The seminar introduces students to major themes of frontier and western history by exploring some of the field's most interesting recent scholarship. It is not a systematic chronological survey, and those students desiring such a survey may wish to sit in on my western history lecture course at some time. The seminar is reading-intensive--often with well over 300 pages of reading per week--so keeping up with assignments and participating in class discussions is an essential requirement. You should think of the reading you'll do for this course as being akin to the volume and kind of work you'd be likely to do for a prelim field in western history, which means that you should regard this syllabus as an opportunity to develop your ability to move fairly rapidly through a large volume of material, extracting major themes and arguments and controversies without getting bogged down in details. We will not be able to discuss in class everything we read, but it's all important background for your understanding of the field, and I hope you'll read it accordingly.

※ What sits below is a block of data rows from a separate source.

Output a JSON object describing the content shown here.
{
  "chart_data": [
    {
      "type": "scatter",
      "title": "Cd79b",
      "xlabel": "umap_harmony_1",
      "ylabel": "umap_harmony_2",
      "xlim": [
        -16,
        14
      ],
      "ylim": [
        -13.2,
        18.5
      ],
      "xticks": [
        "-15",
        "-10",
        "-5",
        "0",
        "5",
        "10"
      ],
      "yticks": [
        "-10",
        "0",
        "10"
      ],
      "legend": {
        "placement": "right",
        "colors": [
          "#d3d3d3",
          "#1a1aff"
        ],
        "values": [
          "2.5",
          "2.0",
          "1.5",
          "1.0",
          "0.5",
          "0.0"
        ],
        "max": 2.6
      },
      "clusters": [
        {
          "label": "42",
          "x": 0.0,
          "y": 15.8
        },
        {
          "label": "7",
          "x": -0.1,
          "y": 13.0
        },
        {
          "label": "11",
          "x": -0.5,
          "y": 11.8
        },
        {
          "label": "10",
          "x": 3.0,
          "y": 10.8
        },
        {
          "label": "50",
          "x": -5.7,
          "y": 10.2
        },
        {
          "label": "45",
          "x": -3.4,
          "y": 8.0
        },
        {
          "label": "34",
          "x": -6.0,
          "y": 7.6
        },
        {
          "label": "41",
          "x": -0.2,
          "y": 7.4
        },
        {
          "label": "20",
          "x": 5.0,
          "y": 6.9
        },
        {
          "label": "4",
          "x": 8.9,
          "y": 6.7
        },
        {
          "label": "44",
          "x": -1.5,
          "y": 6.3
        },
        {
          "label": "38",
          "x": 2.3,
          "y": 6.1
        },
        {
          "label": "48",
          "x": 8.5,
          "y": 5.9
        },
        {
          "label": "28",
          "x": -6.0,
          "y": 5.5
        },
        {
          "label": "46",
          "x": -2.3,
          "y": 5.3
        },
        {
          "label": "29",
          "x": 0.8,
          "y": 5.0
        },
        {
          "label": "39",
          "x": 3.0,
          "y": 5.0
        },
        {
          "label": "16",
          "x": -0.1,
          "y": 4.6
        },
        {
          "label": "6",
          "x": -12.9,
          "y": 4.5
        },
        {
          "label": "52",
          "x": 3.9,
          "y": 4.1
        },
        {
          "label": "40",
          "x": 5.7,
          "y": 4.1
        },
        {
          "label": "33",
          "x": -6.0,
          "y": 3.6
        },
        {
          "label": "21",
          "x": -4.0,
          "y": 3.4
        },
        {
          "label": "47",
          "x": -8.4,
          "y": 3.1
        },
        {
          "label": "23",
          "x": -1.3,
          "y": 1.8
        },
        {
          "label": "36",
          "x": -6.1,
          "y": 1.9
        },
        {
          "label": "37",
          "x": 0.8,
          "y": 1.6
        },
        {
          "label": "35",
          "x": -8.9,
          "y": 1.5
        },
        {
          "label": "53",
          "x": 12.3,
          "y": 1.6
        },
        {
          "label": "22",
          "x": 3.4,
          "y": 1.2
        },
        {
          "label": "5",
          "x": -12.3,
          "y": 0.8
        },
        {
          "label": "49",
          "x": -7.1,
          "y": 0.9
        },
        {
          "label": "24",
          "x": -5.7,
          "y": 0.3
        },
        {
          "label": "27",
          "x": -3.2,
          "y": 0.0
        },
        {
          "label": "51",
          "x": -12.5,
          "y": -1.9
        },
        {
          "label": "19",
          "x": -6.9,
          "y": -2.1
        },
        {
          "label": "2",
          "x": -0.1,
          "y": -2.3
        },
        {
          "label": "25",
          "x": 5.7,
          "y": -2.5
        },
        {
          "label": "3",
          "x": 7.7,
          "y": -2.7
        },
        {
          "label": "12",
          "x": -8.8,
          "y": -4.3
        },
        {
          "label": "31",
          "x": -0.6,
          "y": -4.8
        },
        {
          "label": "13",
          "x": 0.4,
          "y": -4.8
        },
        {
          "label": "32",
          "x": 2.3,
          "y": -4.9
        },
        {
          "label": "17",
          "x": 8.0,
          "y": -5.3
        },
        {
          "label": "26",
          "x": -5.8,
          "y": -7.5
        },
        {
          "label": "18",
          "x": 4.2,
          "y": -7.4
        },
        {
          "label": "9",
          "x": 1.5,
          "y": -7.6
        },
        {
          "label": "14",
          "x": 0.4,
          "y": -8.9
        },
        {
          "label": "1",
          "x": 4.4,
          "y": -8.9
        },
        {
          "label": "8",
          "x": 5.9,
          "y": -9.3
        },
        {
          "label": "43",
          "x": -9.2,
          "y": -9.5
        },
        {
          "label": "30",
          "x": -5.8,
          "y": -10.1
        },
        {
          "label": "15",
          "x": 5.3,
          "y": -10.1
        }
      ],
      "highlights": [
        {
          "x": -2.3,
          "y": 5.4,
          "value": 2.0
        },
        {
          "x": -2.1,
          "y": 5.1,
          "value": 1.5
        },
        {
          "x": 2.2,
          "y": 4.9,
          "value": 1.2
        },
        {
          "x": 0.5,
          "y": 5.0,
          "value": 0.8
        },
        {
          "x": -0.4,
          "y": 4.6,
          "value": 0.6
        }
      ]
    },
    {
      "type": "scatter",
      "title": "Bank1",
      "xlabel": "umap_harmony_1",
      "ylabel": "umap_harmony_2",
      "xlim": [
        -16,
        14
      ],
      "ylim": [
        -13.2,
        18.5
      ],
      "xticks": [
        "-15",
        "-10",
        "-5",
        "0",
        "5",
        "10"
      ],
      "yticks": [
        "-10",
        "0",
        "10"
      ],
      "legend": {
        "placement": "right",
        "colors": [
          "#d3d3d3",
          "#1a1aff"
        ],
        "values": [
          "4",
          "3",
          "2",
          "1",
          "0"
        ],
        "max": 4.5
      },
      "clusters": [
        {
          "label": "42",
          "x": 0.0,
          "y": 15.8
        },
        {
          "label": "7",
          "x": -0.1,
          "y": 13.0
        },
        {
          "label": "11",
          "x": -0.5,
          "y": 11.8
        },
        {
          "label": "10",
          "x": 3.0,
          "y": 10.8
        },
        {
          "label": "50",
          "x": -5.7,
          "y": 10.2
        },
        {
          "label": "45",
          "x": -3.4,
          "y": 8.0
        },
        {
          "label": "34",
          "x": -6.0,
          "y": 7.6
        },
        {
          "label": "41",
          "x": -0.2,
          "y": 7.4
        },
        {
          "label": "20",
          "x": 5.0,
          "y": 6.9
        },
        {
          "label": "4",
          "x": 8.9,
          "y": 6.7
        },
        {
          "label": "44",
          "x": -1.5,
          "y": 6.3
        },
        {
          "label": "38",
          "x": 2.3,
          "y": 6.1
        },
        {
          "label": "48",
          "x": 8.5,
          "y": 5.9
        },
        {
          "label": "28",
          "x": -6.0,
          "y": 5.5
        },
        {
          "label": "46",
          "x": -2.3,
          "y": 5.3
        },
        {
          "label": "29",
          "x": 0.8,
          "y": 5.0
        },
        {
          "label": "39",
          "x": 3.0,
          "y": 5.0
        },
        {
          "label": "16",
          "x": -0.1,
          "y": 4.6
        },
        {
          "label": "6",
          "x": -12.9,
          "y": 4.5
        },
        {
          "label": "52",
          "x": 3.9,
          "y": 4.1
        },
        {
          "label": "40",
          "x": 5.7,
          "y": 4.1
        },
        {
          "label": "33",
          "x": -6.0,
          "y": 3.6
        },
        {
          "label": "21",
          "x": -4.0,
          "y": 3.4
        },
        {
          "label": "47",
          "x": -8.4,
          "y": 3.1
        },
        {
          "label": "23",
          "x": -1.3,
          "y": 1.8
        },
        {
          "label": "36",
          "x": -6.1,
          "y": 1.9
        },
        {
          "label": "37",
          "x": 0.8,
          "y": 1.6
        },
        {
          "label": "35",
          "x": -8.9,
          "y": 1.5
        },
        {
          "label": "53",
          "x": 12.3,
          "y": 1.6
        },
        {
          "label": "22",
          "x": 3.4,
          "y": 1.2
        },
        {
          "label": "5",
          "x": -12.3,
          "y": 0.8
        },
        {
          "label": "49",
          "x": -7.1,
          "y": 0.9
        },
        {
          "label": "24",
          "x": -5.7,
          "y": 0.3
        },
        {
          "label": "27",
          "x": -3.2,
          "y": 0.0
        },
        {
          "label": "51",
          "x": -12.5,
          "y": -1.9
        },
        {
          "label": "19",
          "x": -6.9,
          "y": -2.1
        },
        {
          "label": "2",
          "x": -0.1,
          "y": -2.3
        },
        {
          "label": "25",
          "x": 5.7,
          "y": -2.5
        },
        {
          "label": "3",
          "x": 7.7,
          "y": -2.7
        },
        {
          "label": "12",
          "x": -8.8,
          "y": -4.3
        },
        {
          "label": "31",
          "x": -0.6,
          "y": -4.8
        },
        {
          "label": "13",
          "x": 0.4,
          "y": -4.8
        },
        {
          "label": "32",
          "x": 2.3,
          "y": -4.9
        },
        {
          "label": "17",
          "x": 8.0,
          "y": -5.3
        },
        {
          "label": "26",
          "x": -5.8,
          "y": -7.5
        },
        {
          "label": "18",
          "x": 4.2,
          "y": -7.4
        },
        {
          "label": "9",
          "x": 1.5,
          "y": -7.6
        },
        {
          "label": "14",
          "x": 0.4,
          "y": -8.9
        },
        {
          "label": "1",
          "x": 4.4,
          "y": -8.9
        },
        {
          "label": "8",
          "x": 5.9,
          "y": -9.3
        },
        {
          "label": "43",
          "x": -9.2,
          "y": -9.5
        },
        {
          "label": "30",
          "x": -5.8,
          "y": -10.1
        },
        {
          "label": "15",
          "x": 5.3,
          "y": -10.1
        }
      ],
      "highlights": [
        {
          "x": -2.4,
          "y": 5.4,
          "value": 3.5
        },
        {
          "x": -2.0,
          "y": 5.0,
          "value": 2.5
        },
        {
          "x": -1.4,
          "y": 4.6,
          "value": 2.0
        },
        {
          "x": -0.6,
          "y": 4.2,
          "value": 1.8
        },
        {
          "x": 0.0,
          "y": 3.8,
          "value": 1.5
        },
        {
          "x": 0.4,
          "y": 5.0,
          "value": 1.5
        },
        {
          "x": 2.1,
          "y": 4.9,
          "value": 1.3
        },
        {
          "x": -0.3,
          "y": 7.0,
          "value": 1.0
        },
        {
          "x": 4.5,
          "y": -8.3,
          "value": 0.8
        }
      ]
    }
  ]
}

Although we'll touch on many subjects that have been important to western historians, the seminar has another ongoing agenda that will structure much of our activity. Western history has long been among the most popular fields for teaching history to undergraduates; unlike many other kinds of history, the West evokes very lively interest college classrooms, making it an ideal subject for introducing students to a wide range of historical subjects. We will spend a lot of time in class talking about effective strategies for teaching western history, and we will try to make our discussions broadly applicable to all aspects of undergraduate education pertaining to the past. I have designed this syllabus to include a large and diverse array of readings--more than may be typical in many graduate seminars--that are suggestive not just for their research and their analytical approaches, but for their rhetoric, their literary presentations, and their pedagogical possibilities. I have completely redesigned writing assignments so that each addresses some aspect of the undergraduate classroom: syllabus design, exams, written assignments, class discussions, field trips, and so on. I expect seminar members to put in a lot of time reading, thinking about writing and teaching, and talking about key issues in this field; to compensate for the heavy reading load, I've eliminated all research components from the course.